Na senda do que Breton proclamou sobre o surrealismo como o último vislumbre da esquina romântica do mundo, andam, os surrealistas, convictos de que a cauda do cometa ainda brilha. No seu modo contido, entendem que a perspectiva surrealista-romântica é um jeito de estar na vida. La satisfaction et l'amour de la vie ne sont pas publiques, mais un plaisir personel. Breton, Breton. Leont Eitel, Leont Etiel. Prossegue o surrealismo-romantismo. É o que diz o texto aí abaixo.
Os cariocas Rafael Sperling (esq.) e Augusto Guimaraens Cavalcanti em livraria no Rio Adicionar (Foto: Luciana Whitaker/Folhapress) |
Por Ciro Pessoa
Desde que o poeta e escritor francês André Breton (1896-1966) escreveu o Primeiro Manifesto Surrealista, há quase noventa anos, muitos relógios derretidos passaram pelo microgargalo da ampulheta de areia venusiana.
O próprio significado de surrealismo, que, a princípio, era "automatismo psíquico puro pelo qual se pretende exprimir, quer verbalmente, que por escrito, quer de outra maneira qualquer, o funcionamento real do pensamento (...)" foi ganhando conotações diferentes e hoje em dia designa algo diferente, absurdo, exótico ou pitoresco.
No Brasil, até os anos 1960, o surrealismo jamais chegou a se configurar como um movimento, seja na literatura ou nas artes em geral. "Antes disto, o que tivemos, foram casos isolados, como a poesia de Jorge de Lima, Murilo Mendes, Manoel de Barros e, principalmente, a prosa de Campos de Carvalho", diz o escritor, poeta e ensaísta Claudio Willer.
De lá para cá, contudo, autores como Roberto Piva, Sergio Lima, Afonso Henriques Neto e Willer começaram a formar a primeira teia de escritores surrealistas do país.
E é nela que se enredam três novíssimos autores brasileiros, de maneiras distintas, dando continuidade ao sopro lançado por Breton.

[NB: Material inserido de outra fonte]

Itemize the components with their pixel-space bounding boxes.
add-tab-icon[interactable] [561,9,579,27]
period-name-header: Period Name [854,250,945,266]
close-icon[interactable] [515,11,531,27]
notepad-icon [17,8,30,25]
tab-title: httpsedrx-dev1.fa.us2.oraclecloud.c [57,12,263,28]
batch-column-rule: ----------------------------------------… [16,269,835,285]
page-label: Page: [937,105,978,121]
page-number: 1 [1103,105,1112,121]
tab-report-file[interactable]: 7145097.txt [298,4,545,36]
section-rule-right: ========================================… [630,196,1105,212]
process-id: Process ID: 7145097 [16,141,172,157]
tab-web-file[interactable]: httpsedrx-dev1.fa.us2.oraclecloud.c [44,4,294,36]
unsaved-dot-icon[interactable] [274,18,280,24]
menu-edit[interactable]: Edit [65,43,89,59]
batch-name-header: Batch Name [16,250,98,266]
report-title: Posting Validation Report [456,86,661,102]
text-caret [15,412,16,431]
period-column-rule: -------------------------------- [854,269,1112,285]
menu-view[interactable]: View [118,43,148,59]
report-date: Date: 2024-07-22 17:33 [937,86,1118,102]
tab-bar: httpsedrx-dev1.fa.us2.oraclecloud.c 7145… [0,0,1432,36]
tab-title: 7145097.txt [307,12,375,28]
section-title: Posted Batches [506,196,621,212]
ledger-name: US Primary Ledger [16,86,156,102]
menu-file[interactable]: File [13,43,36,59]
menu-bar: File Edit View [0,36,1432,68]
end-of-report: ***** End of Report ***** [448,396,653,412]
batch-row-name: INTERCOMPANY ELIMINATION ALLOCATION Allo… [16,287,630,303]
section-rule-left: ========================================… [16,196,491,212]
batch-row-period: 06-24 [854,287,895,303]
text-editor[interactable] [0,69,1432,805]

São eles os cariocas Rafael Sperling ("Festa na Usina Nuclear", Oito e Meio, 2011), Augusto Guimaraens Cavalcanti ("Fui à Bulgária Procurar por Campos de Carvalho", 7Letras, 2012) e o poeta piauiense Demetrios Galvão ("Insólito", Corsário, 2011).
Em comum, os três têm a faixa de idade (entre 28 e 33 anos), a aversão pelo hiper-realismo sociológico que domina as artes brasileiras, a intenção de criar uma linguagem solta com vista para o inusitado, livros publicados de dois anos para cá e um entendimento dos preceitos surrealistas.
"Acho que o que escrevo é surreal mais no sentido popular ou coloquial da palavra --que tem mais a ver com o nonsense, o grotesco e o absurdo--, do que por se relacionar diretamente com os surrealistas franceses do início do século 20", responde Rafael Sperling àqueles que querem classificá-lo como um autor surrealista "fundamentalista".
Para Augusto Guimaraens Cavalcanti, estamos numa época propícia para o surrealismo, "não porque o mundo tenha virado surrealista --ele sempre o foi--; no entanto, atualmente buscamos novos modelos de apreensão da realidade".
Autor de um romance baseado na novela "O Púcaro Búlgaro" do escritor uberabense Campos de Carvalho --"o mais insólito e contestador dos escritores brasileiros"--, Cavalcanti baseia-se em dois métodos surrealistas para deflagrar sua prosa iconoclasta e viajante: a colagem e "a busca de um estranhamento no cotidiano mais familiar".
O poeta Demetrios Galvão, começou a se embrenhar na estética surrealista quando um amigo lhe deu o telefone de Roberto Piva numa feira literária em Fortaleza, em 2002.
"Comecei a ligar para ele aos domingos e a conversar sobre poesia, vivências, autores, leituras etc. Esse contato me esclareceu muita coisa e me ajudou a compreender melhor o surrealismo", revela Galvão.
Nascido, criado e morando em Teresina ("é uma cidade árida e sufocante, é preciso ser tático para se dar a volta nela"), Galvão vê na poesia surrealista uma tecnologia que "estica o mundo e fabrica outras possibilidades para experiência sensorial e social".